Genome project brings citrus industry closer to stopping greening
Researchers from California and Florida reached a milestone in the in the search to develop a citrus greening-resistant tree by sequencing the genome of a plant that’s closely related to citrus trees.
Scientists believe they’ve found genes to start making trees more tolerant or resistant to certain diseases, including huanglongbing, HLB, also known as citrus greening.
University of Florida-Institute of Food and Agricultural Sciences (UF/IFAS) researchers, along with scientists from the University of California-Berkeley, the U.S. Department of Energy’s Joint Genome Institute and the University of Florida’s Interdisciplinary Center for Biotechnology Research worked on the project, according to a University of Florida news release.
The trifoliate orange genome, which would take 54,000 pages of paper to print, will help citrus tree breeders to guard against invasive pests and viruses.
“Very importantly, trifoliate orange and its hybrids have genes that can confer high tolerance to citrus greening and resistance to the Asian citrus psyllid, the insect that transmits greening to citrus,” said Zhanao Deng, a senior author on the new UF/IFAS-led study, said in the release. “This genome can be used as a reference template to sequence widely used trifoliate orange hybrid rootstock varieties.”

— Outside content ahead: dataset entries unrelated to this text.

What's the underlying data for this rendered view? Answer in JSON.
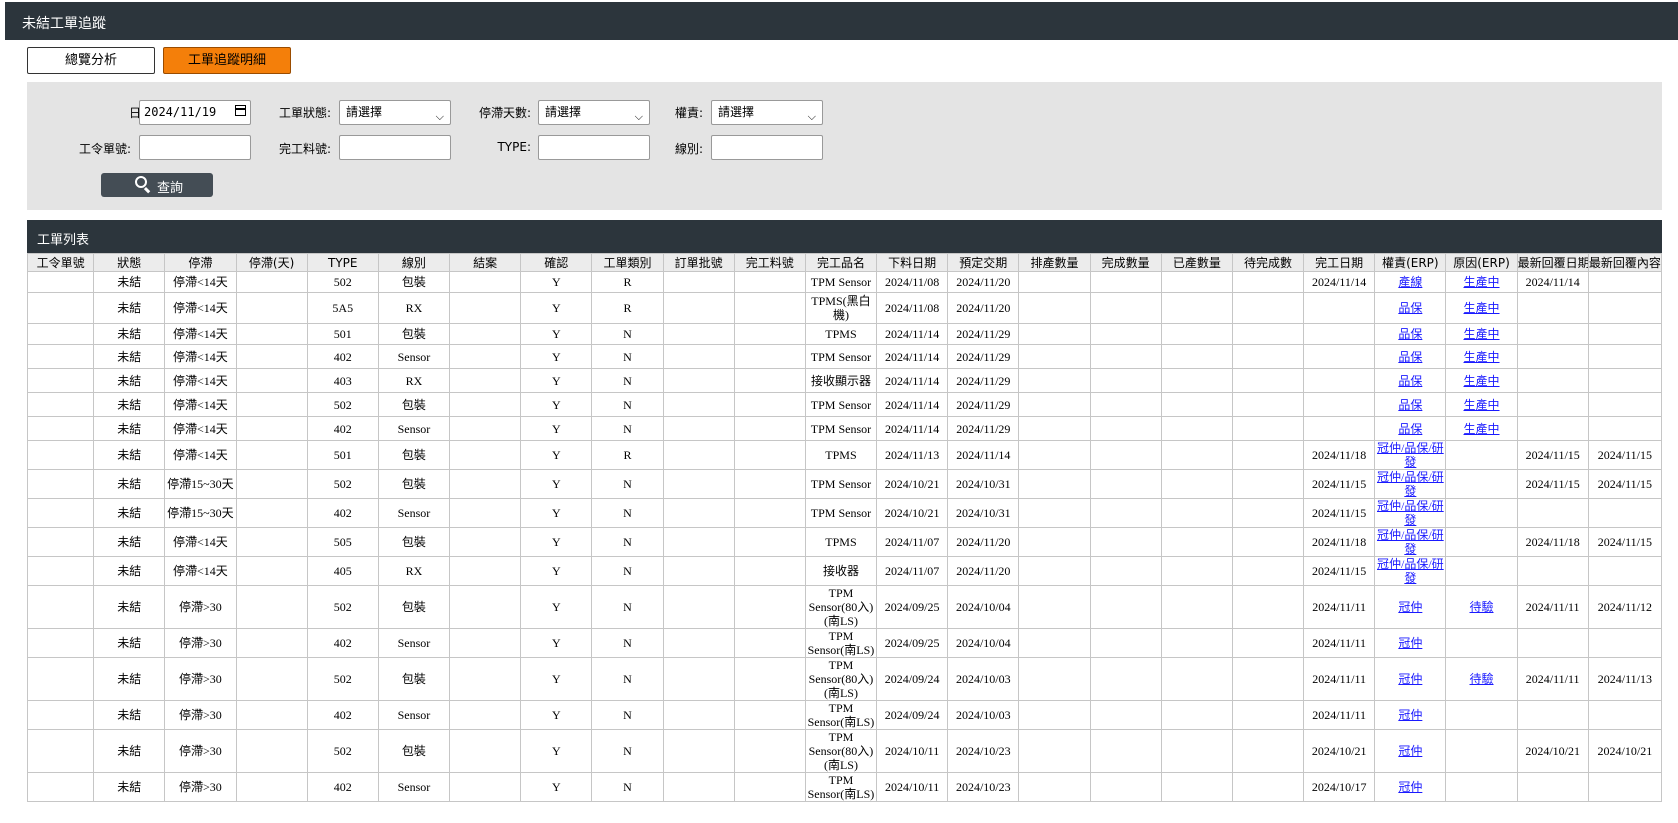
{
  "header": {
    "title": "未結工單追蹤"
  },
  "tabs": {
    "overview": "總覽分析",
    "detail": "工單追蹤明細"
  },
  "filters": {
    "date_label": "日期:",
    "date_value": "2024/11/19",
    "status_label": "工單狀態:",
    "status_value": "請選擇",
    "stagnant_label": "停滯天數:",
    "stagnant_value": "請選擇",
    "owner_label": "權責:",
    "owner_value": "請選擇",
    "order_label": "工令單號:",
    "order_value": "",
    "part_label": "完工料號:",
    "part_value": "",
    "type_label": "TYPE:",
    "type_value": "",
    "line_label": "線別:",
    "line_value": "",
    "search_label": "查詢"
  },
  "list": {
    "title": "工單列表",
    "columns": [
      "工令單號",
      "狀態",
      "停滯",
      "停滯(天)",
      "TYPE",
      "線別",
      "結案",
      "確認",
      "工單類別",
      "訂單批號",
      "完工料號",
      "完工品名",
      "下料日期",
      "預定交期",
      "排產數量",
      "完成數量",
      "已產數量",
      "待完成數",
      "完工日期",
      "權責(ERP)",
      "原因(ERP)",
      "最新回覆日期",
      "最新回覆內容"
    ],
    "rows": [
      {
        "status": "未結",
        "stag": "停滯<14天",
        "type": "502",
        "line": "包裝",
        "confirm": "Y",
        "cat": "R",
        "name": "TPM Sensor",
        "start": "2024/11/08",
        "due": "2024/11/20",
        "done": "2024/11/14",
        "owner": "產線",
        "reason": "生產中",
        "reply_date": "2024/11/14",
        "reply": ""
      },
      {
        "status": "未結",
        "stag": "停滯<14天",
        "type": "5A5",
        "line": "RX",
        "confirm": "Y",
        "cat": "R",
        "name": "TPMS(黑白機)",
        "start": "2024/11/08",
        "due": "2024/11/20",
        "done": "",
        "owner": "品保",
        "reason": "生產中",
        "reply_date": "",
        "reply": ""
      },
      {
        "status": "未結",
        "stag": "停滯<14天",
        "type": "501",
        "line": "包裝",
        "confirm": "Y",
        "cat": "N",
        "name": "TPMS",
        "start": "2024/11/14",
        "due": "2024/11/29",
        "done": "",
        "owner": "品保",
        "reason": "生產中",
        "reply_date": "",
        "reply": ""
      },
      {
        "status": "未結",
        "stag": "停滯<14天",
        "type": "402",
        "line": "Sensor",
        "confirm": "Y",
        "cat": "N",
        "name": "TPM Sensor",
        "start": "2024/11/14",
        "due": "2024/11/29",
        "done": "",
        "owner": "品保",
        "reason": "生產中",
        "reply_date": "",
        "reply": ""
      },
      {
        "status": "未結",
        "stag": "停滯<14天",
        "type": "403",
        "line": "RX",
        "confirm": "Y",
        "cat": "N",
        "name": "接收顯示器",
        "start": "2024/11/14",
        "due": "2024/11/29",
        "done": "",
        "owner": "品保",
        "reason": "生產中",
        "reply_date": "",
        "reply": ""
      },
      {
        "status": "未結",
        "stag": "停滯<14天",
        "type": "502",
        "line": "包裝",
        "confirm": "Y",
        "cat": "N",
        "name": "TPM Sensor",
        "start": "2024/11/14",
        "due": "2024/11/29",
        "done": "",
        "owner": "品保",
        "reason": "生產中",
        "reply_date": "",
        "reply": ""
      },
      {
        "status": "未結",
        "stag": "停滯<14天",
        "type": "402",
        "line": "Sensor",
        "confirm": "Y",
        "cat": "N",
        "name": "TPM Sensor",
        "start": "2024/11/14",
        "due": "2024/11/29",
        "done": "",
        "owner": "品保",
        "reason": "生產中",
        "reply_date": "",
        "reply": ""
      },
      {
        "status": "未結",
        "stag": "停滯<14天",
        "type": "501",
        "line": "包裝",
        "confirm": "Y",
        "cat": "R",
        "name": "TPMS",
        "start": "2024/11/13",
        "due": "2024/11/14",
        "done": "2024/11/18",
        "owner": "冠仲/品保/研發",
        "reason": "",
        "reply_date": "2024/11/15",
        "reply": "2024/11/15"
      },
      {
        "status": "未結",
        "stag": "停滯15~30天",
        "type": "502",
        "line": "包裝",
        "confirm": "Y",
        "cat": "N",
        "name": "TPM Sensor",
        "start": "2024/10/21",
        "due": "2024/10/31",
        "done": "2024/11/15",
        "owner": "冠仲/品保/研發",
        "reason": "",
        "reply_date": "2024/11/15",
        "reply": "2024/11/15"
      },
      {
        "status": "未結",
        "stag": "停滯15~30天",
        "type": "402",
        "line": "Sensor",
        "confirm": "Y",
        "cat": "N",
        "name": "TPM Sensor",
        "start": "2024/10/21",
        "due": "2024/10/31",
        "done": "2024/11/15",
        "owner": "冠仲/品保/研發",
        "reason": "",
        "reply_date": "",
        "reply": ""
      },
      {
        "status": "未結",
        "stag": "停滯<14天",
        "type": "505",
        "line": "包裝",
        "confirm": "Y",
        "cat": "N",
        "name": "TPMS",
        "start": "2024/11/07",
        "due": "2024/11/20",
        "done": "2024/11/18",
        "owner": "冠仲/品保/研發",
        "reason": "",
        "reply_date": "2024/11/18",
        "reply": "2024/11/15"
      },
      {
        "status": "未結",
        "stag": "停滯<14天",
        "type": "405",
        "line": "RX",
        "confirm": "Y",
        "cat": "N",
        "name": "接收器",
        "start": "2024/11/07",
        "due": "2024/11/20",
        "done": "2024/11/15",
        "owner": "冠仲/品保/研發",
        "reason": "",
        "reply_date": "",
        "reply": ""
      },
      {
        "status": "未結",
        "stag": "停滯>30",
        "type": "502",
        "line": "包裝",
        "confirm": "Y",
        "cat": "N",
        "name": "TPM Sensor(80入)(南LS)",
        "start": "2024/09/25",
        "due": "2024/10/04",
        "done": "2024/11/11",
        "owner": "冠仲",
        "reason": "待驗",
        "reply_date": "2024/11/11",
        "reply": "2024/11/12"
      },
      {
        "status": "未結",
        "stag": "停滯>30",
        "type": "402",
        "line": "Sensor",
        "confirm": "Y",
        "cat": "N",
        "name": "TPM Sensor(南LS)",
        "start": "2024/09/25",
        "due": "2024/10/04",
        "done": "2024/11/11",
        "owner": "冠仲",
        "reason": "",
        "reply_date": "",
        "reply": ""
      },
      {
        "status": "未結",
        "stag": "停滯>30",
        "type": "502",
        "line": "包裝",
        "confirm": "Y",
        "cat": "N",
        "name": "TPM Sensor(80入)(南LS)",
        "start": "2024/09/24",
        "due": "2024/10/03",
        "done": "2024/11/11",
        "owner": "冠仲",
        "reason": "待驗",
        "reply_date": "2024/11/11",
        "reply": "2024/11/13"
      },
      {
        "status": "未結",
        "stag": "停滯>30",
        "type": "402",
        "line": "Sensor",
        "confirm": "Y",
        "cat": "N",
        "name": "TPM Sensor(南LS)",
        "start": "2024/09/24",
        "due": "2024/10/03",
        "done": "2024/11/11",
        "owner": "冠仲",
        "reason": "",
        "reply_date": "",
        "reply": ""
      },
      {
        "status": "未結",
        "stag": "停滯>30",
        "type": "502",
        "line": "包裝",
        "confirm": "Y",
        "cat": "N",
        "name": "TPM Sensor(80入)(南LS)",
        "start": "2024/10/11",
        "due": "2024/10/23",
        "done": "2024/10/21",
        "owner": "冠仲",
        "reason": "",
        "reply_date": "2024/10/21",
        "reply": "2024/10/21"
      },
      {
        "status": "未結",
        "stag": "停滯>30",
        "type": "402",
        "line": "Sensor",
        "confirm": "Y",
        "cat": "N",
        "name": "TPM Sensor(南LS)",
        "start": "2024/10/11",
        "due": "2024/10/23",
        "done": "2024/10/17",
        "owner": "冠仲",
        "reason": "",
        "reply_date": "",
        "reply": ""
      }
    ]
  }
}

Fred Gmitter, UF/IFAS professor of citrus breeding genetics and co-author of the study, said trifoliate orange is rarely seen, because it’s usually the rootstock of the tree and are underground. Trifoliate and its hybrids were used as rootstock for more than three million citrus trees in Florida in 2018-19.
“Our trifoliate orange genome will allow scientists to develop new tools that can more speedily transfer beneficial genes into sweet oranges, grapefruit and breeding of new scion cultivars, which grow above the ground,” Deng said in the release.